Lo storico romano e il filosofo torinese sono protagonisti di un lungo e dettagliato scambio di lettere che va dal 1955 al 2000 (Bobbio è morto nel gennaio del 2004) recuperato e pubblicato nell’agile volumetto. Alle missive vengono poi anteposti gli interventi più significativi in pubblico, gli editoriali e le riflessioni dei due protagonisti degli studi sul Dopoguerra italiano, che seguono in parallelo la loro corrispondenza privata. E la sorpresa, più o meno evidente, è che quello slittamento di senso di un concetto come “guerra civile”, utilizzato a fini propagandistici negativi dal revisionismo fascista, poi diventato grazie a Pavone un nucleo concettuale “neutro” (“la circostanza che molti neofascisti l’abbiano fatta espressione propria non è motivo di porla al bando”), non derivi da chissà quale ritrovamento e studio documentale, ma che nasca soprattutto dal concomitante accadere degli eventi come il ’68, la violenza delle Brigate Rosse negli anni Settanta, infine la caduta del Muro di Berlino e del comunismo nell’Europa dell’Est.

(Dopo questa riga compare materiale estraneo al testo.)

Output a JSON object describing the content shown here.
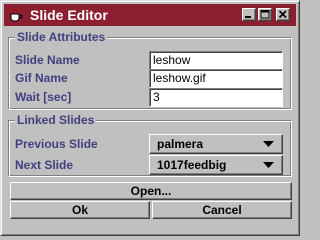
{
  "window": {
    "title": "Slide Editor",
    "icon": "java-coffee-cup-icon",
    "accent_color": "#8c1f30",
    "controls": [
      "minimize-icon",
      "maximize-icon",
      "close-icon"
    ]
  },
  "slide_attributes": {
    "legend": "Slide Attributes",
    "slide_name_label": "Slide Name",
    "slide_name_value": "leshow",
    "gif_name_label": "Gif Name",
    "gif_name_value": "leshow.gif",
    "wait_label": "Wait [sec]",
    "wait_value": "3"
  },
  "linked_slides": {
    "legend": "Linked Slides",
    "previous_label": "Previous Slide",
    "previous_value": "palmera",
    "next_label": "Next Slide",
    "next_value": "1017feedbig"
  },
  "buttons": {
    "open": "Open...",
    "ok": "Ok",
    "cancel": "Cancel"
  },
  "colors": {
    "label_text": "#404080",
    "face": "#c0c0c0"
  }
}
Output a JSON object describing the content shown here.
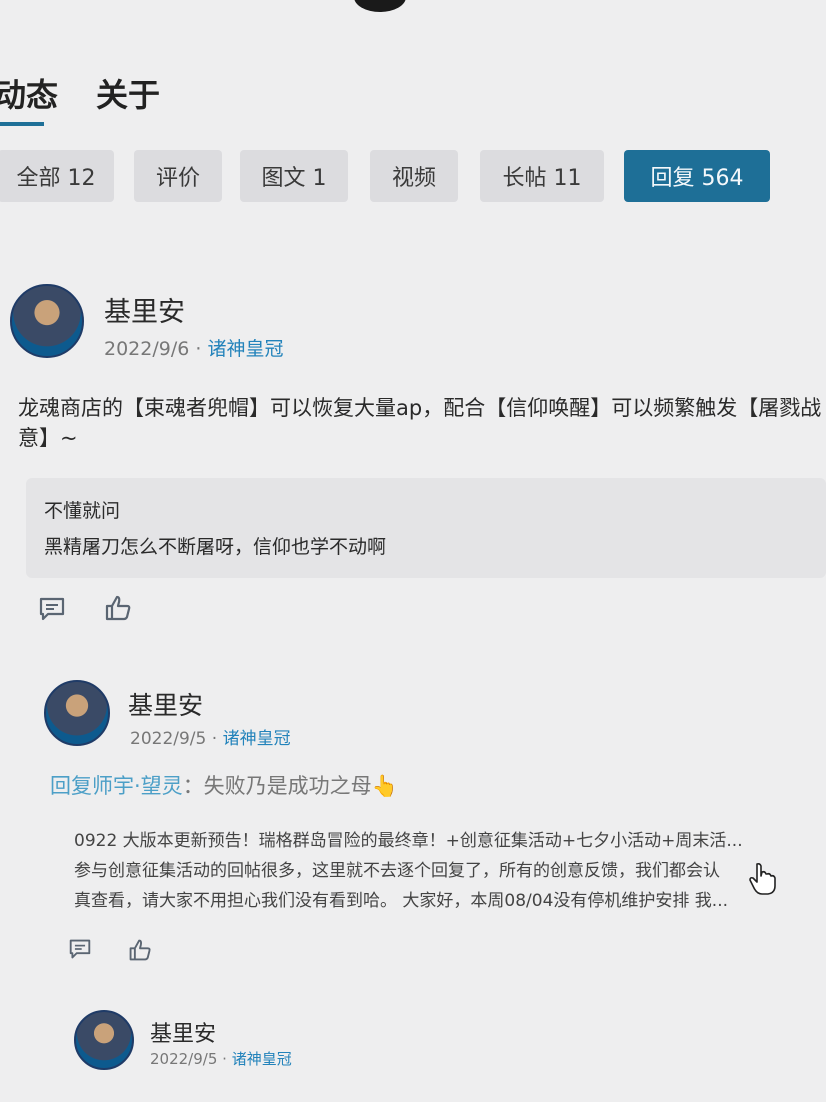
{
  "top_tabs": [
    {
      "label": "动态"
    },
    {
      "label": "关于"
    }
  ],
  "filters": [
    {
      "label": "全部 12"
    },
    {
      "label": "评价"
    },
    {
      "label": "图文 1"
    },
    {
      "label": "视频"
    },
    {
      "label": "长帖 11"
    },
    {
      "label": "回复 564"
    }
  ],
  "post1": {
    "author": "基里安",
    "date": "2022/9/6",
    "sep": " · ",
    "game": "诸神皇冠",
    "body_line1": "龙魂商店的【束魂者兜帽】可以恢复大量ap，配合【信仰唤醒】可以频繁触发【屠戮战",
    "body_line2": "意】~",
    "quote_line1": "不懂就问",
    "quote_line2": "黑精屠刀怎么不断屠呀，信仰也学不动啊"
  },
  "post2": {
    "author": "基里安",
    "date": "2022/9/5",
    "sep": " · ",
    "game": "诸神皇冠",
    "reply_label": "回复",
    "reply_user": "师宇·望灵",
    "reply_text": "：失败乃是成功之母👆",
    "snippet_line1": "0922 大版本更新预告！瑞格群岛冒险的最终章！+创意征集活动+七夕小活动+周末活...",
    "snippet_line2": "参与创意征集活动的回帖很多，这里就不去逐个回复了，所有的创意反馈，我们都会认",
    "snippet_line3": "真查看，请大家不用担心我们没有看到哈。 大家好，本周08/04没有停机维护安排 我..."
  },
  "post3": {
    "author": "基里安",
    "date": "2022/9/5",
    "sep": " · ",
    "game": "诸神皇冠"
  },
  "colors": {
    "accent": "#1e6f97",
    "link": "#2383bb",
    "background": "#eeeeef"
  },
  "icons": [
    "comment-icon",
    "like-icon",
    "cursor-icon"
  ]
}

Sono proprio gli anni Sessanta a ridosso dell’appoggio missino al governo democristiano di Tambroni, a decretare l’inizio di quell’epoca della contestazione giovanile dei nati nel Dopoguerra dove si diceva “la Resistenza è rossa e non è democristiana” o si metteva in discussione lo spirito unitario risorgimentale che ne soggiaceva. “Non ci si deve mostrare impermalositi contro chi ha parlato male di Garibaldi, ma riaprire un discorso che è rimasto troppo a lungo eluso”, scrive Pavone nel ’68. “Analizzare tutte le forze operanti che agirono in Italia dal ’43 al ’45 (…) significa restituire a ciascuna la sua fisionomia anche contraddittoria e la sua eredità. Soltanto così la Resistenza sarà ricondotta alle sue dimensioni reali e drammatiche e potrà essere ancora guardata con interesse dai giovani”.

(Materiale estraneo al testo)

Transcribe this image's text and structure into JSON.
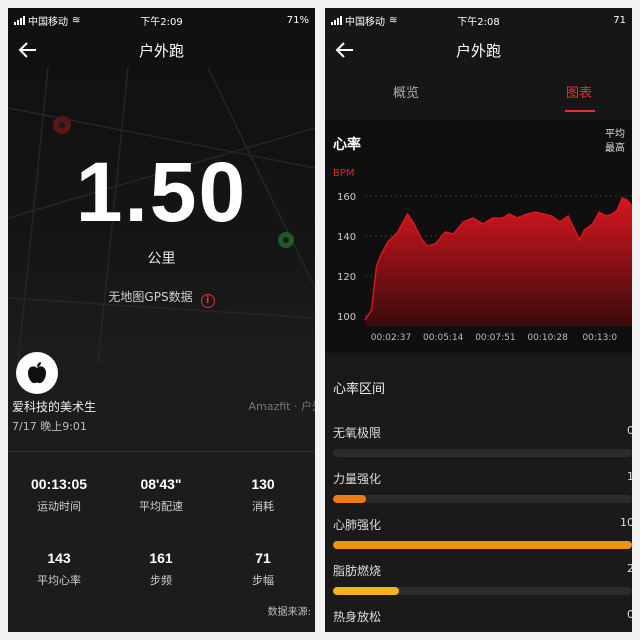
{
  "left": {
    "status": {
      "carrier": "中国移动",
      "time": "下午2:09",
      "battery": "71%"
    },
    "nav": {
      "title": "户外跑"
    },
    "distance": {
      "value": "1.50",
      "unit": "公里"
    },
    "no_gps": {
      "text": "无地图GPS数据",
      "icon": "i"
    },
    "user": {
      "name": "爱科技的美术生",
      "datetime": "7/17 晚上9:01",
      "source_hint": "Amazfit · 户外"
    },
    "stats": [
      {
        "value": "00:13:05",
        "label": "运动时间"
      },
      {
        "value": "08'43\"",
        "label": "平均配速"
      },
      {
        "value": "130",
        "label": "消耗"
      },
      {
        "value": "143",
        "label": "平均心率"
      },
      {
        "value": "161",
        "label": "步频"
      },
      {
        "value": "71",
        "label": "步幅"
      }
    ],
    "data_source_label": "数据来源:"
  },
  "right": {
    "status": {
      "carrier": "中国移动",
      "time": "下午2:08",
      "battery": "71"
    },
    "nav": {
      "title": "户外跑"
    },
    "tabs": {
      "overview": "概览",
      "charts": "图表"
    },
    "heart_rate": {
      "title": "心率",
      "legend_avg": "平均",
      "legend_max": "最高"
    },
    "zones": {
      "title": "心率区间",
      "items": [
        {
          "label": "无氧极限",
          "value": "0",
          "fraction": 0,
          "color": "#2c2c2c"
        },
        {
          "label": "力量强化",
          "value": "1",
          "fraction": 0.11,
          "color": "#f07a10"
        },
        {
          "label": "心肺强化",
          "value": "10",
          "fraction": 1.0,
          "color": "#f0920e"
        },
        {
          "label": "脂肪燃烧",
          "value": "2",
          "fraction": 0.22,
          "color": "#f0b51a"
        },
        {
          "label": "热身放松",
          "value": "0",
          "fraction": 0,
          "color": "#2c2c2c"
        }
      ]
    }
  },
  "chart_data": {
    "type": "area",
    "title": "心率",
    "ylabel": "BPM",
    "ylim": [
      95,
      165
    ],
    "yticks": [
      100,
      120,
      140,
      160
    ],
    "xticks": [
      "00:02:37",
      "00:05:14",
      "00:07:51",
      "00:10:28",
      "00:13:0"
    ],
    "xlim_seconds": [
      0,
      815
    ],
    "series": [
      {
        "color": "#d91820",
        "x": [
          0,
          20,
          35,
          50,
          70,
          100,
          130,
          150,
          170,
          190,
          215,
          245,
          270,
          300,
          330,
          360,
          390,
          420,
          440,
          465,
          495,
          520,
          545,
          570,
          595,
          620,
          640,
          655,
          670,
          695,
          715,
          735,
          755,
          770,
          785,
          800,
          815
        ],
        "y": [
          98,
          103,
          125,
          131,
          137,
          142,
          151,
          146,
          139,
          135,
          136,
          142,
          141,
          147,
          149,
          146,
          149,
          149,
          151,
          149,
          151,
          152,
          151,
          150,
          147,
          150,
          143,
          138,
          143,
          146,
          152,
          150,
          151,
          153,
          159,
          158,
          155
        ]
      }
    ]
  }
}
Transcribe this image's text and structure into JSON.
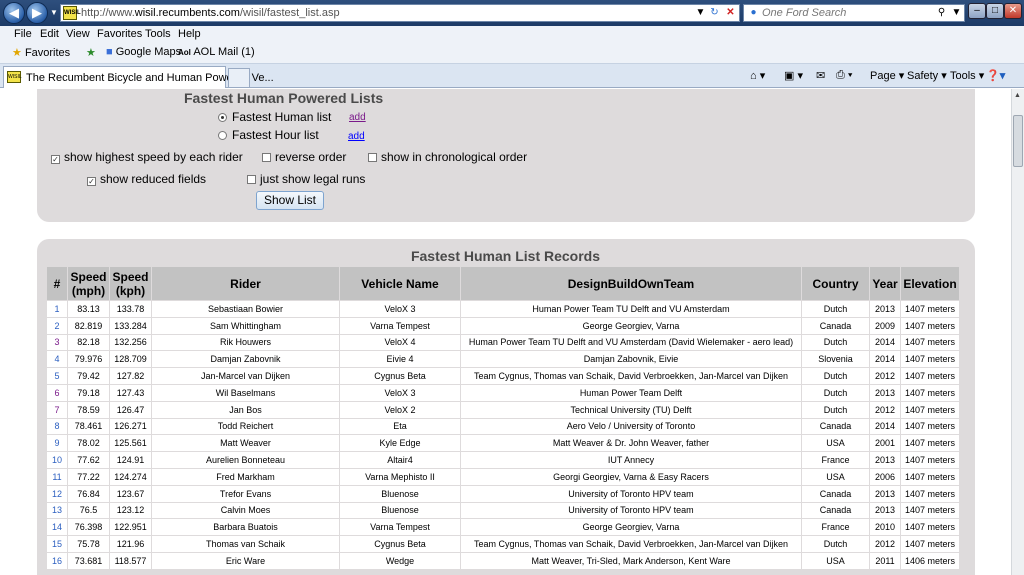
{
  "browser": {
    "url_prefix": "http://www.",
    "url_domain": "wisil.recumbents.com",
    "url_path": "/wisil/fastest_list.asp",
    "search_placeholder": "One Ford Search",
    "site_icon_label": "WISIL",
    "menu": [
      "File",
      "Edit",
      "View",
      "Favorites",
      "Tools",
      "Help"
    ],
    "favorites_label": "Favorites",
    "fav_links": [
      "Google Maps",
      "AOL Mail (1)"
    ],
    "tab_title": "The Recumbent Bicycle and Human Powered Ve...",
    "commands": [
      "Page",
      "Safety",
      "Tools"
    ]
  },
  "form": {
    "heading": "Fastest Human Powered Lists",
    "radio_fastest_human": "Fastest Human list",
    "radio_fastest_hour": "Fastest Hour list",
    "add_label": "add",
    "opt_highest_speed": "show highest speed by each rider",
    "opt_reverse": "reverse order",
    "opt_chronological": "show in chronological order",
    "opt_reduced": "show reduced fields",
    "opt_legal": "just show legal runs",
    "show_button": "Show List"
  },
  "records": {
    "heading": "Fastest Human List Records",
    "columns": [
      "#",
      "Speed (mph)",
      "Speed (kph)",
      "Rider",
      "Vehicle Name",
      "DesignBuildOwnTeam",
      "Country",
      "Year",
      "Elevation"
    ],
    "rows": [
      [
        "1",
        "83.13",
        "133.78",
        "Sebastiaan Bowier",
        "VeloX 3",
        "Human Power Team TU Delft and VU Amsterdam",
        "Dutch",
        "2013",
        "1407 meters"
      ],
      [
        "2",
        "82.819",
        "133.284",
        "Sam Whittingham",
        "Varna Tempest",
        "George Georgiev, Varna",
        "Canada",
        "2009",
        "1407 meters"
      ],
      [
        "3",
        "82.18",
        "132.256",
        "Rik Houwers",
        "VeloX 4",
        "Human Power Team TU Delft and VU Amsterdam (David Wielemaker - aero lead)",
        "Dutch",
        "2014",
        "1407 meters"
      ],
      [
        "4",
        "79.976",
        "128.709",
        "Damjan Zabovnik",
        "Eivie 4",
        "Damjan Zabovnik, Eivie",
        "Slovenia",
        "2014",
        "1407 meters"
      ],
      [
        "5",
        "79.42",
        "127.82",
        "Jan-Marcel van Dijken",
        "Cygnus Beta",
        "Team Cygnus, Thomas van Schaik, David Verbroekken, Jan-Marcel van Dijken",
        "Dutch",
        "2012",
        "1407 meters"
      ],
      [
        "6",
        "79.18",
        "127.43",
        "Wil Baselmans",
        "VeloX 3",
        "Human Power Team Delft",
        "Dutch",
        "2013",
        "1407 meters"
      ],
      [
        "7",
        "78.59",
        "126.47",
        "Jan Bos",
        "VeloX 2",
        "Technical University (TU) Delft",
        "Dutch",
        "2012",
        "1407 meters"
      ],
      [
        "8",
        "78.461",
        "126.271",
        "Todd Reichert",
        "Eta",
        "Aero Velo / University of Toronto",
        "Canada",
        "2014",
        "1407 meters"
      ],
      [
        "9",
        "78.02",
        "125.561",
        "Matt Weaver",
        "Kyle Edge",
        "Matt Weaver & Dr. John Weaver, father",
        "USA",
        "2001",
        "1407 meters"
      ],
      [
        "10",
        "77.62",
        "124.91",
        "Aurelien Bonneteau",
        "Altair4",
        "IUT Annecy",
        "France",
        "2013",
        "1407 meters"
      ],
      [
        "11",
        "77.22",
        "124.274",
        "Fred Markham",
        "Varna Mephisto II",
        "Georgi Georgiev, Varna & Easy Racers",
        "USA",
        "2006",
        "1407 meters"
      ],
      [
        "12",
        "76.84",
        "123.67",
        "Trefor Evans",
        "Bluenose",
        "University of Toronto HPV team",
        "Canada",
        "2013",
        "1407 meters"
      ],
      [
        "13",
        "76.5",
        "123.12",
        "Calvin Moes",
        "Bluenose",
        "University of Toronto HPV team",
        "Canada",
        "2013",
        "1407 meters"
      ],
      [
        "14",
        "76.398",
        "122.951",
        "Barbara Buatois",
        "Varna Tempest",
        "George Georgiev, Varna",
        "France",
        "2010",
        "1407 meters"
      ],
      [
        "15",
        "75.78",
        "121.96",
        "Thomas van Schaik",
        "Cygnus Beta",
        "Team Cygnus, Thomas van Schaik, David Verbroekken, Jan-Marcel van Dijken",
        "Dutch",
        "2012",
        "1407 meters"
      ],
      [
        "16",
        "73.681",
        "118.577",
        "Eric Ware",
        "Wedge",
        "Matt Weaver, Tri-Sled, Mark Anderson, Kent Ware",
        "USA",
        "2011",
        "1406 meters"
      ]
    ]
  }
}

Ecco allora prendere corpo nel carteggio Bobbio/Pavone quello che poi diventerà il nucleo centrale del saggio del 1991. Nella Resistenza, secondo il paradigma riformulato, furono combattute tre guerre insieme che si sono più volte intersecate: quella “patriottica” di liberazione dall’esercito tedesco invasore; quella “civile” contro la dittatura fascista; quella “di classe” per l’emancipazione sociale. “Non considero ‘guerra civile’ un concetto esaustivo”, scrisse Pavone a Bobbio nel 1987. “Penso invece che esso si combini in modo vario, talvolta nelle stesse persone, con il carattere patriottico (guerra di liberazione) e con il carattere ‘di classe’ che ebbe la lotta”.

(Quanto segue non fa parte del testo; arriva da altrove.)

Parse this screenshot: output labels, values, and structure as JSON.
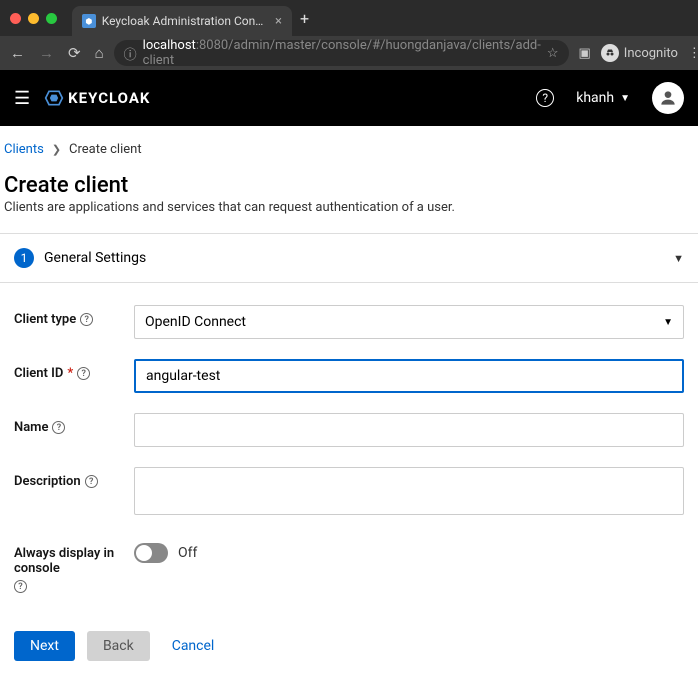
{
  "browser": {
    "tab_title": "Keycloak Administration Conso",
    "new_tab": "+",
    "url_host": "localhost",
    "url_port_path": ":8080/admin/master/console/#/huongdanjava/clients/add-client",
    "incognito_label": "Incognito"
  },
  "header": {
    "brand": "KEYCLOAK",
    "username": "khanh"
  },
  "breadcrumb": {
    "root": "Clients",
    "current": "Create client"
  },
  "page": {
    "title": "Create client",
    "description": "Clients are applications and services that can request authentication of a user."
  },
  "wizard": {
    "step_number": "1",
    "step_label": "General Settings"
  },
  "form": {
    "client_type_label": "Client type",
    "client_type_value": "OpenID Connect",
    "client_id_label": "Client ID",
    "client_id_value": "angular-test",
    "name_label": "Name",
    "name_value": "",
    "description_label": "Description",
    "description_value": "",
    "always_display_label": "Always display in console",
    "toggle_state": "Off"
  },
  "buttons": {
    "next": "Next",
    "back": "Back",
    "cancel": "Cancel"
  }
}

“Le prime due guerre con il 25 aprile 1945 uscirono vittoriose, la terza quella rivoluzionaria no”, ricorda Bobbio nel 1990 nel pieno caos post Muro di Berlino paragonando più vicina la prima istanza di guerra al fronte monarchico, la seconda al Partito D’Azione, la terza al Partito Comunista. Le morti provocate dalle Br negli anni Settanta (“per molti Gap e Br apparvero figli della stessa madre”) diventano poi motivo di un’altra riflessione che sarà elemento chiave nello scritto del 1991 di Pavone: “Il dare alla violenza un valore liberatorio in quanto tale, mi sembra che nella Resistenza vi sia stato poco (…) c’è invece un atteggiamento di dura necessità”. “La Resistenza è un evento da tenere caro”, spiega David Bidussi nell’introduzione de Sulla Guerra Civile. “Anche per questo il loro lavoro è un salutare esercizio di rifiuto di uso politico della storia. Svolto con costanza, talora in solitudine, tra molte incomprensioni”.